ただし、あえてステレオウィンドウが破綻しても、メインの被写体を飛び出させるような演出をする場合もある (動画の場合、視線がメインの被写体にいくことが多く、画面の端はあまり気にならないという特性を利用した演出)

視差量は適当か
飛出し側の視差量  - 横幅の10%程度まで
引っ込み側の視差量 - スクリーンに映したときに、7cm程度まで

上記の視差量を超えていると、映像が立体に見えにくかったり、気分が悪くなったりする場合がある。 どうしても視差量が範囲を超えてしまう場合には、そういったカットは短めにするなどの工夫が必要だ。 また、とくに映像のコントラストが高い箇所で視差量が多いと、上映時にゴースト(2重像)となる場合があるので注意が必要である。

● 立体感が不自然ではないか
合成した部分や、文字乗せをした部分などで、前後の立体感に不自然な箇所がないか確認する。 前に乗せているはずの文字などが、後ろに写っている被写体より、さらに後ろに定位している場合などは、その部分が非常に見づらくなる。 そういった箇所がある場合には、編集に戻り、前に乗せている文字などの左右のずれ量を、再調整する必要がある。

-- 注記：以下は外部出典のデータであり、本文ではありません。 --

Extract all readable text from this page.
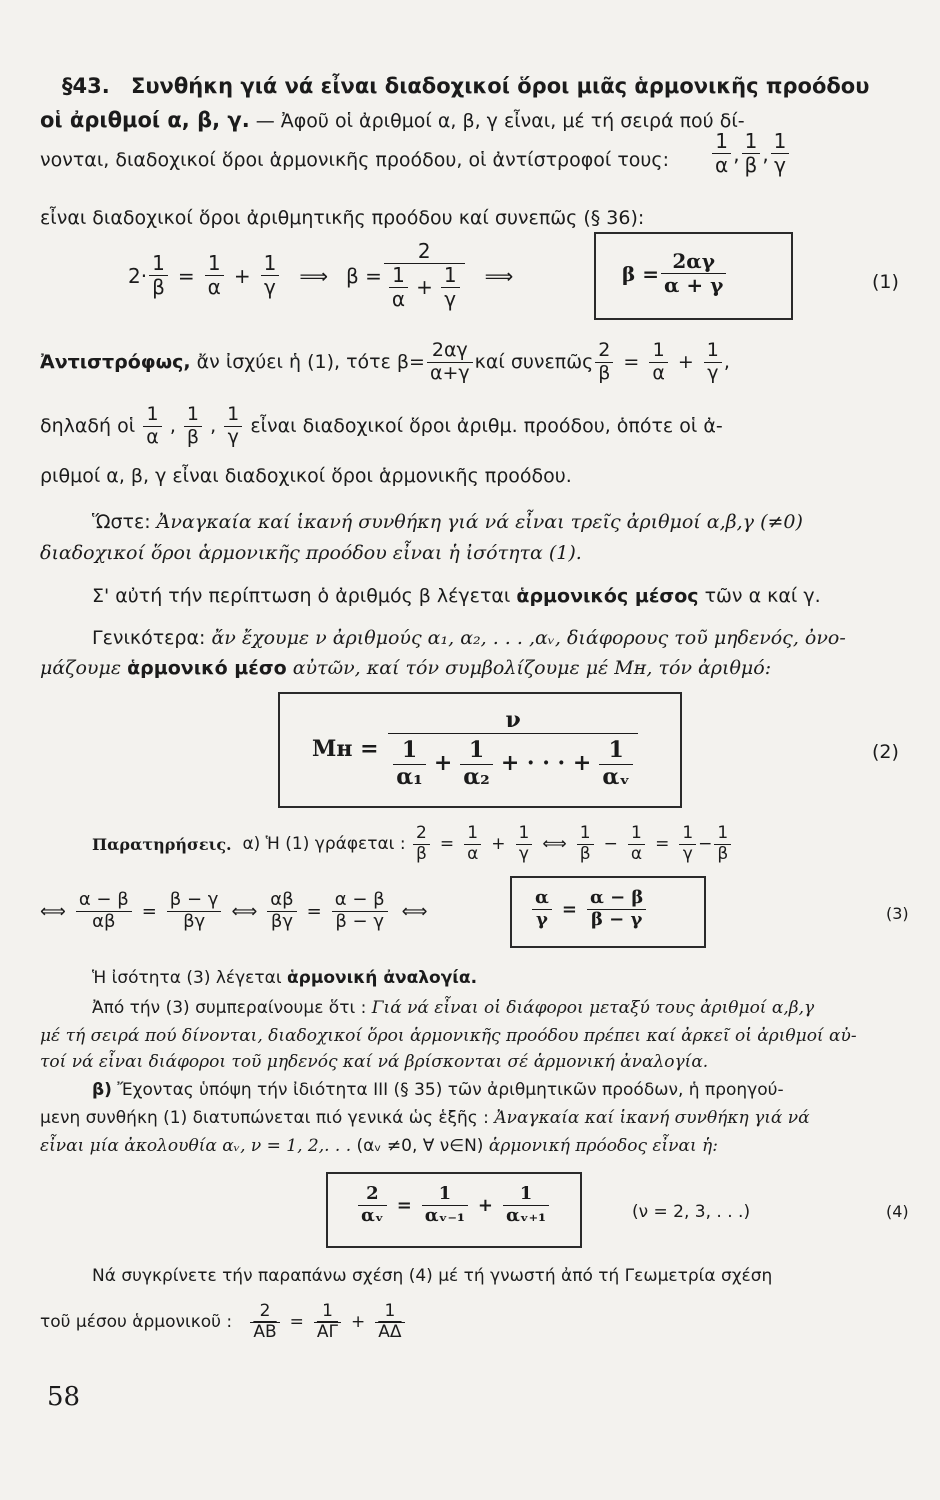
§43. Συνθήκη γιά νά εἶναι διαδοχικοί ὅροι μιᾶς ἁρμονικῆς προόδου
οἱ ἀριθμοί α, β, γ. — Ἀφοῦ οἱ ἀριθμοί α, β, γ εἶναι, μέ τή σειρά πού δί-
νονται, διαδοχικοί ὅροι ἁρμονικῆς προόδου, οἱ ἀντίστροφοί τους: $\frac{1}{\alpha}$ , $\frac{1}{\beta}$ , $\frac{1}{\gamma}$
εἶναι διαδοχικοί ὅροι ἀριθμητικῆς προόδου καί συνεπῶς (§ 36):
$2\cdot \frac{1}{\beta} = \frac{1}{\alpha} + \frac{1}{\gamma}$ ⟹ $\beta = \frac{2}{\frac{1}{\alpha} + \frac{1}{\gamma}}$ ⟹	$\beta = \frac{2\alpha\gamma}{\alpha + \gamma}$	(1)
Ἀντιστρόφως,
ἄν ἰσχύει ἡ (1), τότε $\beta= \frac{2\alpha\gamma}{\alpha+\gamma}$ καί συνεπῶς $\frac{2}{\beta} = \frac{1}{\alpha} + \frac{1}{\gamma}$ ,
δηλαδή οἱ
$\frac{1}{\alpha}$ , $\frac{1}{\beta}$ , $\frac{1}{\gamma}$
εἶναι διαδοχικοί ὅροι ἀριθμ. προόδου, ὁπότε οἱ ἀ-
ριθμοί α, β, γ εἶναι διαδοχικοί ὅροι ἁρμονικῆς προόδου.
Ὥστε: Ἀναγκαία καί ἱκανή συνθήκη γιά νά εἶναι τρεῖς ἀριθμοί α,β,γ (≠0)
διαδοχικοί ὅροι ἁρμονικῆς προόδου εἶναι ἡ ἰσότητα (1).
Σ' αὐτή τήν περίπτωση ὁ ἀριθμός β λέγεται ἁρμονικός μέσος τῶν α καί γ.
Γενικότερα: ἄν ἔχουμε ν ἀριθμούς α₁, α₂, . . . ,αᵥ, διάφορους τοῦ μηδενός, ὀνο-
μάζουμε ἁρμονικό μέσο αὐτῶν, καί τόν συμβολίζουμε μέ Mʜ, τόν ἀριθμό:
Mʜ =
$\frac{\nu}{\frac{1}{\text{α₁}} + \frac{1}{\text{α₂}} + \cdot \cdot \cdot + \frac{1}{\text{αᵥ}}}$	(2)
Παρατηρήσεις.
α) Ἡ (1) γράφεται :
$\frac{2}{\beta} = \frac{1}{\alpha} + \frac{1}{\gamma}$ ⟺ $\frac{1}{\beta} - \frac{1}{\alpha} = \frac{1}{\gamma} - \frac{1}{\beta}$
⟺ $\frac{\alpha - \beta}{\alpha\beta} = \frac{\beta - \gamma}{\beta\gamma}$ ⟺ $\frac{\alpha\beta}{\beta\gamma} = \frac{\alpha - \beta}{\beta - \gamma}$ ⟺	$\frac{\alpha}{\gamma} = \frac{\alpha - \beta}{\beta - \gamma}$	(3)
Ἡ ἰσότητα (3) λέγεται ἁρμονική ἀναλογία.
Ἀπό τήν (3) συμπεραίνουμε ὅτι : Γιά νά εἶναι οἱ διάφοροι μεταξύ τους ἀριθμοί α,β,γ
μέ τή σειρά πού δίνονται, διαδοχικοί ὅροι ἁρμονικῆς προόδου πρέπει καί ἀρκεῖ οἱ ἀριθμοί αὐ-
τοί νά εἶναι διάφοροι τοῦ μηδενός καί νά βρίσκονται σέ ἁρμονική ἀναλογία.
β) Ἔχοντας ὑπόψη τήν ἰδιότητα III (§ 35) τῶν ἀριθμητικῶν προόδων, ἡ προηγού-
μενη συνθήκη (1) διατυπώνεται πιό γενικά ὡς ἑξῆς : Ἀναγκαία καί ἱκανή συνθήκη γιά νά
εἶναι μία ἀκολουθία αᵥ, ν = 1, 2,. . . (αᵥ ≠0, ∀ ν∈N) ἁρμονική πρόοδος εἶναι ἡ:
$\frac{2}{\text{αᵥ}} = \frac{1}{\text{αᵥ₋₁}} + \frac{1}{\text{αᵥ₊₁}}$	(ν = 2, 3, . . .)	(4)
Νά συγκρίνετε τήν παραπάνω σχέση (4) μέ τή γνωστή ἀπό τή Γεωμετρία σχέση
τοῦ μέσου ἁρμονικοῦ :
$\frac{2}{AB} = \frac{1}{A\Gamma} + \frac{1}{A\Delta}$
58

だいたい以上の様な点で問題がなければ立体映像としては安全といえる。 あとは、ストーリー性やエンターティメント性など、映画としてのクオリティーが上がるように頑張ろう。 

3Dムービーは、普通のムービーのように、どんな風に作ってもよいというモノではない。下手に作ると、鑑賞中に目が痛くなったり、気分が悪くなったりという危険性があるためだ。 それに撮影も編集も、通常のムービーの2倍以上の時間とコストがかかると考えてよいだろう。

しかし、そんな苦労をしても作りがいのあるのが立体映像だ。 上映したときの観客の驚く様子を想像してみよう。  リアルな奥行きに感動し、飛出す被写体に手を伸ばし、飛んでくる物体を体でよける。 そんな3Dムービーを皆さんにも作って欲しい。

ということで、第1章~第6章まで、3Dムービーを作るうえでの基本的なことや、実際の編集方法などを説明させて頂いた。 少しでも立体映像をつくってみようという方の役にたてば幸いである。